Unsere Kolumnistin Sibylle Krause-Burger erzählt von einer politisch brisanten Begegnung über den Wolken.

Stuttgart - Etwas Seltsames ist mir in diesen vorweihnachtlichen Tagen widerfahren. Dabei war zunächst alles wie gewohnt. Die Schneeflocken tanzten vor meiner Fensterscheibe. Graue Wolken zogen vorüber. Es roch nach Zimtgebäck und dem Tannenduft des Adventskranzes. Aber plötzlich brach etwas Unwirkliches in diese Idylle ein.
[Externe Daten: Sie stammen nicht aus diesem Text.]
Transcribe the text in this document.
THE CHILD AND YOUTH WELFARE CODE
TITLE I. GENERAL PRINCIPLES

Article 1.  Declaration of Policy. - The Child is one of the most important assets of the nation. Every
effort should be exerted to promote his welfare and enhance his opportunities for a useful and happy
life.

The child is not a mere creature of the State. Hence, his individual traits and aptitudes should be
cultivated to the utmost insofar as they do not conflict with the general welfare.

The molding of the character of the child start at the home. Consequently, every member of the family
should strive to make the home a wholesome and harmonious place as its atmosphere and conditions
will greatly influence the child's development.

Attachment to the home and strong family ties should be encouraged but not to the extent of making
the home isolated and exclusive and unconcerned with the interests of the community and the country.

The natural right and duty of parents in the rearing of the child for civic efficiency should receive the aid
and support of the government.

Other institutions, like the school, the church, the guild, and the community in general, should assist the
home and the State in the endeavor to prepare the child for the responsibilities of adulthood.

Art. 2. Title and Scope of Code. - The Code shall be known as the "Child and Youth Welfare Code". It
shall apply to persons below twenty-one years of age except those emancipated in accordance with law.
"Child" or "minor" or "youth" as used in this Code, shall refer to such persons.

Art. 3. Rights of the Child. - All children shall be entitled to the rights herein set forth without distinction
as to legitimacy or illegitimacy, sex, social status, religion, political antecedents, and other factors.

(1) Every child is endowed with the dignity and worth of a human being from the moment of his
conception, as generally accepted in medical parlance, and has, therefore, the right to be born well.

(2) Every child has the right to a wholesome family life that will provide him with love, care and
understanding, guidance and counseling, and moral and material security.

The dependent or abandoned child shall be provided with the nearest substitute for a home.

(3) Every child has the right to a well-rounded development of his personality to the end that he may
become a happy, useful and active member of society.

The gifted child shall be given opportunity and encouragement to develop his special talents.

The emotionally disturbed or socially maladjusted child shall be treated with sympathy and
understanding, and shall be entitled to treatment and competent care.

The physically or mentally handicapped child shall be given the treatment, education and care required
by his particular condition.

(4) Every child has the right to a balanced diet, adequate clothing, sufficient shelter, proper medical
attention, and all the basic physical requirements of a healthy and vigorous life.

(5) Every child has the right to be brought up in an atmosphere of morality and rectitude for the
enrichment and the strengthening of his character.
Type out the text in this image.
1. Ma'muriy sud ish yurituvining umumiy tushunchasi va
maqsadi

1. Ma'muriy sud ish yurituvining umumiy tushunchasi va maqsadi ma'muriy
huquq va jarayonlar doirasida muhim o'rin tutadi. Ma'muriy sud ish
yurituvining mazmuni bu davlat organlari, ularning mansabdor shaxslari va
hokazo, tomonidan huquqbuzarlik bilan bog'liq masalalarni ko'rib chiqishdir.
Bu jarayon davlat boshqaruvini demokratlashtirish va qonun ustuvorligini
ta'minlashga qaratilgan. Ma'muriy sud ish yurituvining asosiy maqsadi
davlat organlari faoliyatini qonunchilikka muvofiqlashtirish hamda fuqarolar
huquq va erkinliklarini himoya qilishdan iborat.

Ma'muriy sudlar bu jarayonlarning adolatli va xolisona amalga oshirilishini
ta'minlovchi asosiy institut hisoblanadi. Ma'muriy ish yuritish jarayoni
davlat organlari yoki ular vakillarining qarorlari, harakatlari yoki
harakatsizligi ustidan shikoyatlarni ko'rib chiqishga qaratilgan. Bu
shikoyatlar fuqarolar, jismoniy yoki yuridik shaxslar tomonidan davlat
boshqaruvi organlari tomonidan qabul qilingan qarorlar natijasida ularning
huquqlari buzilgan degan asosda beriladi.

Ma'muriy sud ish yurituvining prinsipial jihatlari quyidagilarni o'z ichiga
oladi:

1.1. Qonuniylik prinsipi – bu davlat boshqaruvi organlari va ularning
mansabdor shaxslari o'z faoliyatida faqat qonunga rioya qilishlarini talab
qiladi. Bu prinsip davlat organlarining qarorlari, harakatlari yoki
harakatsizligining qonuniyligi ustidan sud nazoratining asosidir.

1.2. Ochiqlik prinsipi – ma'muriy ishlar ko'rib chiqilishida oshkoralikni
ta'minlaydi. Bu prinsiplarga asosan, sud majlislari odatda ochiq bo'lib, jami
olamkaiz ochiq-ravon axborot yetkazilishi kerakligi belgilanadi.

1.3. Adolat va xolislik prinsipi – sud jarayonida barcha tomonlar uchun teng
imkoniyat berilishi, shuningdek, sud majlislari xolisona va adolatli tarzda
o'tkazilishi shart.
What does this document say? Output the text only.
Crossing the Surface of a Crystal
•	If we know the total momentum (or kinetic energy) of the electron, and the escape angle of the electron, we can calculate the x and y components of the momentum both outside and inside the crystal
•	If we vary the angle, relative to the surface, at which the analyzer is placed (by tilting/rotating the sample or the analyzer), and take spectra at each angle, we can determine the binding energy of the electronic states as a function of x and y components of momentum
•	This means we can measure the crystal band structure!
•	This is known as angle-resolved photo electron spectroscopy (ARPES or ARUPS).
Ein Wolkenpolster näherte sich, auf dem sich zwei Konturen ausmachen ließen. Es dauerte ein Weilchen, bis ich genau sah, was und wer da herbeidriftete.

 

Tatsächlich, es waren die Schatten meiner von den Nazis ermordeten engsten Verwandten, meiner Großmutter Thekla und ihres Sohnes Günter, ursprünglich zwei waschechte Berliner und auch begeisterte Deutsche. Letzteres hat Adolf Hitler, der Jahrtausendverbrecher, ihnen gründlich ausgetrieben, bevor er sie in ihr schreckliches Schicksal schickte.

Vorbei, vorbei, und nie wieder gutzumachen.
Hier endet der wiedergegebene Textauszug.